Where am I? Users can quickly get confused about where they are, or they might inadvertently activate a functionality as understandably they are ‘running blind’. To help ease these issues it is best to make use of full sentenced answers such as “Today’s weather forecast is mostly sunny and dry” rather than just “sunny and dry.”

Express intentions. With a voice system, the risk of ambiguity increases as the speech recognition system may understand the words the customer says with limited ability to map it to an appropriate action or response. For example, let us say a customer asks "Is it nice outside?" The answer depends on mapping to a weather intent, having the customer's location, and delivering an appropriate weather forecast, while making sure you answer the specific question asked. The forecast itself, “it’s 23 degrees today,” might not be the best response compared to what a human might say, such as, “Yes, it's warm and sunny.”
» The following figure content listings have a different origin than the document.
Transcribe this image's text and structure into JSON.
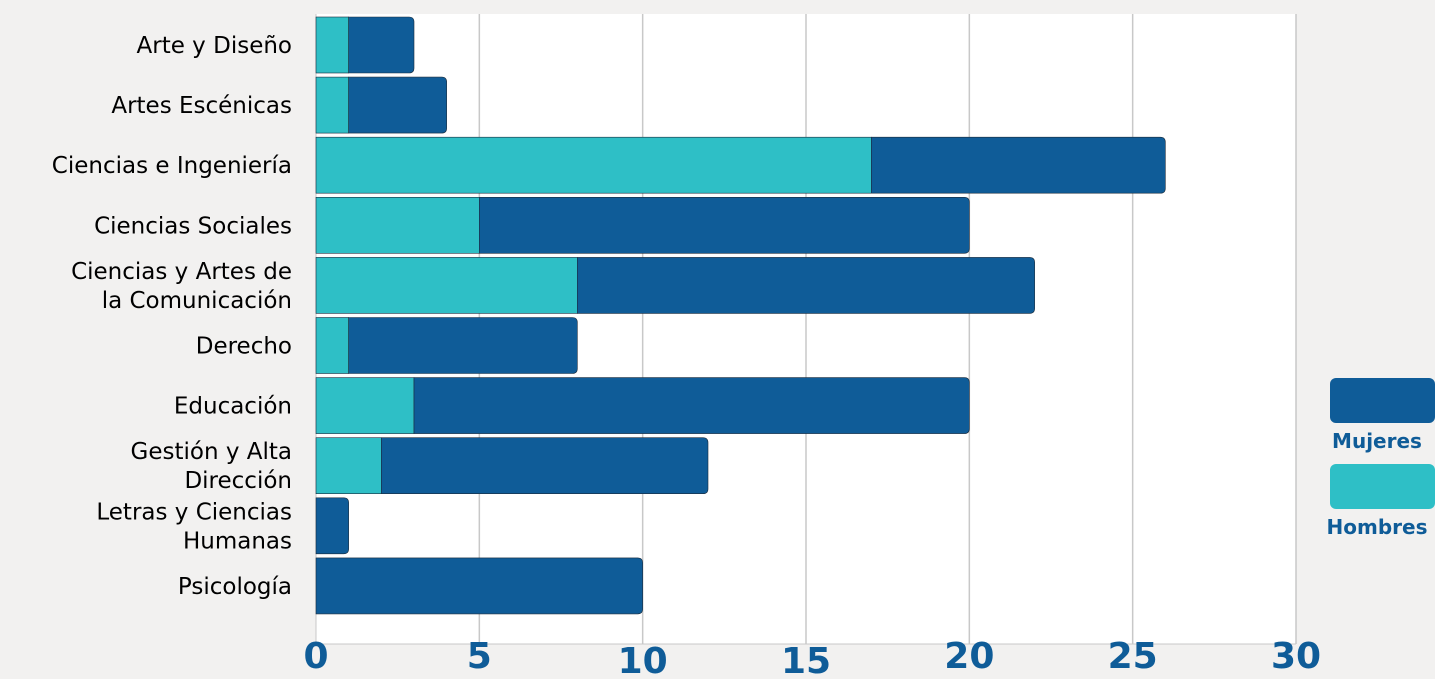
{
  "chart_data": {
    "type": "bar",
    "orientation": "horizontal",
    "stacked": true,
    "title": "",
    "xlabel": "",
    "ylabel": "",
    "xlim": [
      0,
      30
    ],
    "x_ticks": [
      0,
      5,
      10,
      15,
      20,
      25,
      30
    ],
    "grid": true,
    "legend_position": "right",
    "categories": [
      "Arte y Diseño",
      "Artes Escénicas",
      "Ciencias e Ingeniería",
      "Ciencias Sociales",
      "Ciencias y Artes de la Comunicación",
      "Derecho",
      "Educación",
      "Gestión y Alta Dirección",
      "Letras y Ciencias Humanas",
      "Psicología"
    ],
    "category_lines": [
      [
        "Arte y Diseño"
      ],
      [
        "Artes Escénicas"
      ],
      [
        "Ciencias e Ingeniería"
      ],
      [
        "Ciencias Sociales"
      ],
      [
        "Ciencias y Artes de",
        "la Comunicación"
      ],
      [
        "Derecho"
      ],
      [
        "Educación"
      ],
      [
        "Gestión y Alta",
        "Dirección"
      ],
      [
        "Letras y Ciencias",
        "Humanas"
      ],
      [
        "Psicología"
      ]
    ],
    "series": [
      {
        "name": "Hombres",
        "color": "#2ebfc6",
        "values": [
          1,
          1,
          17,
          5,
          8,
          1,
          3,
          2,
          0,
          0
        ]
      },
      {
        "name": "Mujeres",
        "color": "#0f5c98",
        "values": [
          2,
          3,
          9,
          15,
          14,
          7,
          17,
          10,
          1,
          10
        ]
      }
    ],
    "legend_order": [
      "Mujeres",
      "Hombres"
    ],
    "colors": {
      "background": "#f2f1f0",
      "plot_background": "#ffffff",
      "grid": "#c8c8c8",
      "tick_text": "#0f5c98",
      "category_text": "#000000"
    }
  }
}
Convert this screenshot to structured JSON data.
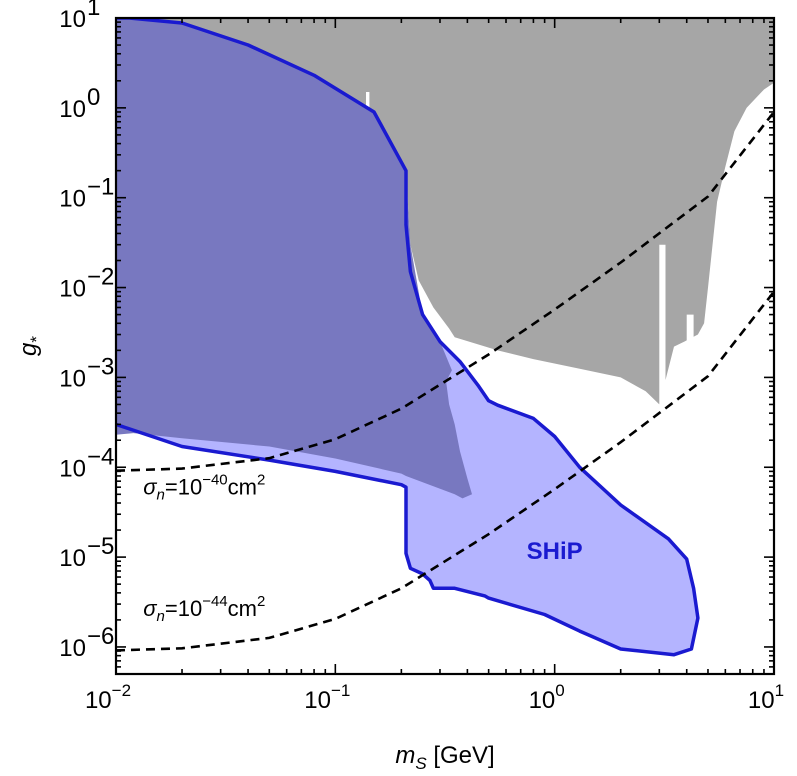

Limit the amount of information. When users browse visual content or lists, they can go back to information they overlooked or forgot. That is not the case with verbal content. With verbal content, you need to keep all sentences and information brief so that the user does not become confused or forget items on a list. It is recommended that you do not list more than three different options for an interaction. Should there be more, you can opt for grouping or by asking if they would like more options.

Use visual feedback. If and when possible, use some form of visual feedback to let the user know that the system is listening. Users get frustrated if they are unsure of whether the voice user interface has registered that they are, in fact, trying to interact with it. Amazon’s Echo Dot, for example, handles this scenario by exploiting its bluish light that swirls around the top rim of the device, signalling that Alexa is listening.


In conclusion, to design great VOI, you must find an elegant way to provide users with missing information about what they can do and how they can do it, without overwhelming them. You must also handle the expectations users have from their experience with everyday conversations by providing information about what they can do and what functionality they are using, telling them how to express their intentions in a way that the system understands, keeping sentences brief and by providing visual feedback so that they know if the system is listening.

Voice user interaction may pose more of a challenge in other aspects too, apart from a graphically based system. However it is fair to say that this method will improve as more aspects of this technology will be integrated in our day to day life.